Endodontics Portfolio

The following cases are some of the root canal treatment cases I have performed during fourth and fifth year.

Tooth 26

The patient originally presented to the clinic complaining of pain which gradually changed from a cold sharp pain that would occur on biting to a constant dull throbbing ache which would react to hot and cold. Clinically, the 26 had intra-coronal amalgam restorations with a compromised MB and MP cusp, the 26 was tender to percussion, had a heightened lingering pain to cold water, and the compromised cusps tested positive with Frac-Finder testing.

A diagnosis of irreversible pulpitis with symptomatic apical periodontitis was made, treatment options were discussed, and root canal treatment was performed over three stages.

Fractures were found lateral to the MB and MP cusps extending to the pulp chamber. During access, four canals were located, the MB1, MB2 DB and Palatal. Mechanical instrumentation was performed with rotary instrumentation utilising the MTwo system of files. The MB1 and MB2 canals merged into one.

All instrumented canals were then chemically irrigated utilising NaOCl and EDTA utilising ultrasonic agitation.

The canals were then obturated with a combined heat and lateral condensation technique with GP points.

Tooth 41

The patient presented to the clinic for general care. The 41 was extirpated a few years earlier to the patient presenting to the clinic, and required chemo-mechanical debridement, obturation and restoration.

A labial and lingual canal were initially found, which merged into one canal. The canal was mechanically instrumented with rotary instrumentation utilising the MTwo rotary system.

The instrumented canal was chemically irrigated utilising NaOCl and EDTA utilising ultrasonic agitation.

The canal was obturated with a combined heat and lateral condensation technique with GP points.

Tooth 35

This case was interesting, the patient presented complaining of pain from the bottom left hand side. Upon clinical examination, the 34 had a DO carious lesion, which appeared to be in close proximity to the pulp radiographically.

Clinical tests however revealed that the 34 was positive to pulp sensibility testing (Co2 snow), was not tender to percussion and otherwise responded normally.

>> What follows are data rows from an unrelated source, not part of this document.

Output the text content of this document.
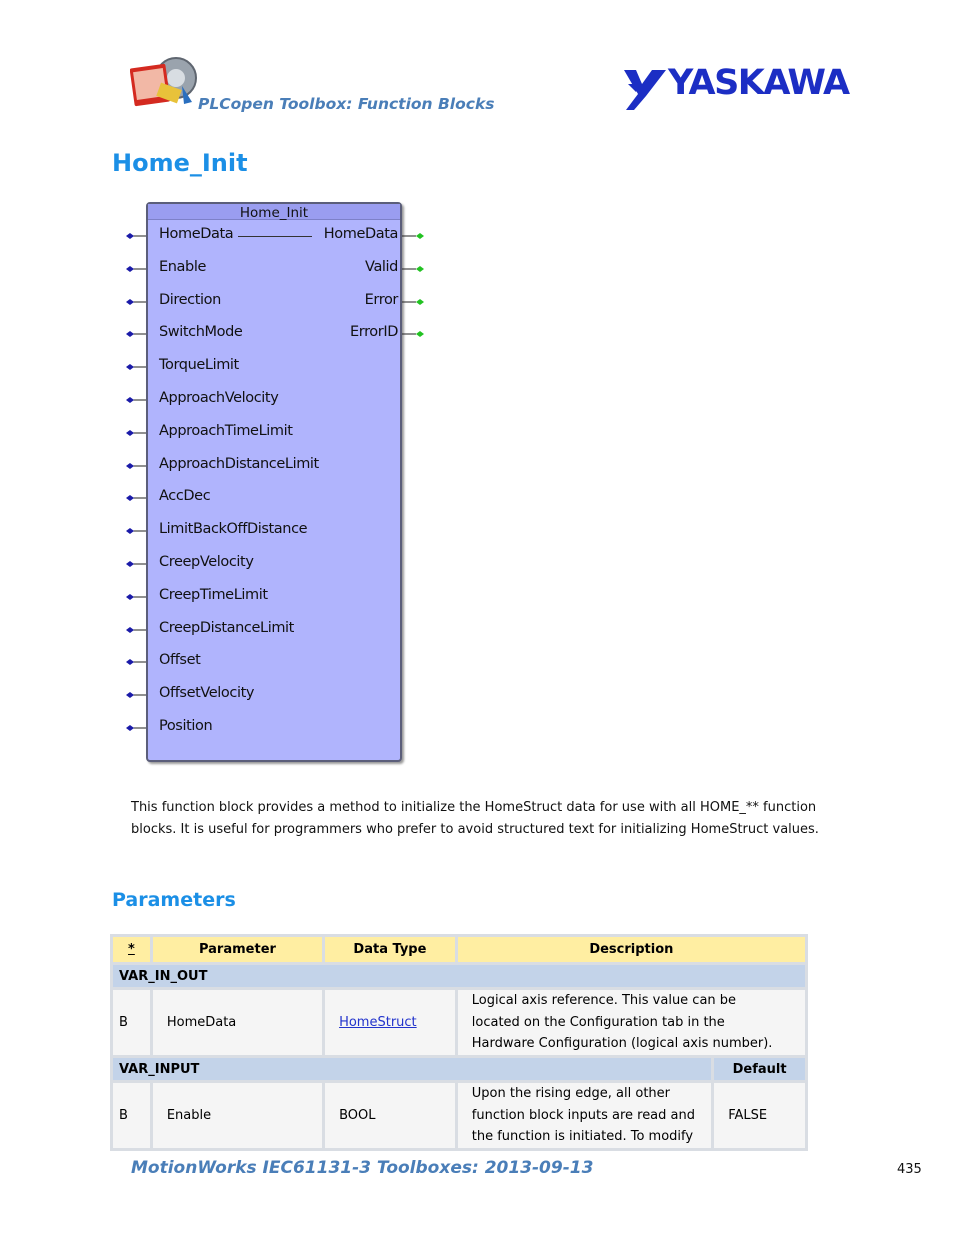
PLCopen Toolbox: Function Blocks
YASKAWA
Home_Init
Home_Init
HomeData
Enable
Direction
SwitchMode
TorqueLimit
ApproachVelocity
ApproachTimeLimit
ApproachDistanceLimit
AccDec
LimitBackOffDistance
CreepVelocity
CreepTimeLimit
CreepDistanceLimit
Offset
OffsetVelocity
Position
HomeData
Valid
Error
ErrorID
This function block provides a method to initialize the HomeStruct data for use with all HOME_** function blocks. It is useful for programmers who prefer to avoid structured text for initializing HomeStruct values.
Parameters
*	Parameter	Data Type	Description	
VAR_IN_OUT				
B	HomeData	HomeStruct	Logical axis reference. This value can be located on the Configuration tab in the Hardware Configuration (logical axis number).	
VAR_INPUT				Default
B	Enable	BOOL	Upon the rising edge, all other function block inputs are read and the function is initiated. To modify	FALSE
MotionWorks IEC61131-3 Toolboxes: 2013-09-13	435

The 34 was temporised with a GIC restoration.

The 35 however, was negative to pulp sensibility testing (Co2 snow and Electric Pulp Testing), was tender to percussion and had a slight periapical radiolucency superimposed onto the LHS mental foramen.

A diagnosis of 35 pulpal necrosis with infection and symptomatic apical periodontitis was made.

I suspected two canals due to the presence of a fastbreak on the apical 1/2 of the canal, however only one was found.

The canal was mechanically instrumented with rotary instrumentation utilising the MTwo rotary system.

The instrumented canal was chemically irrigated utilising NaOCl and EDTA utilising ultrasonic agitation.

The canal was obturated with a combined heat and lateral condensation technique with GP points.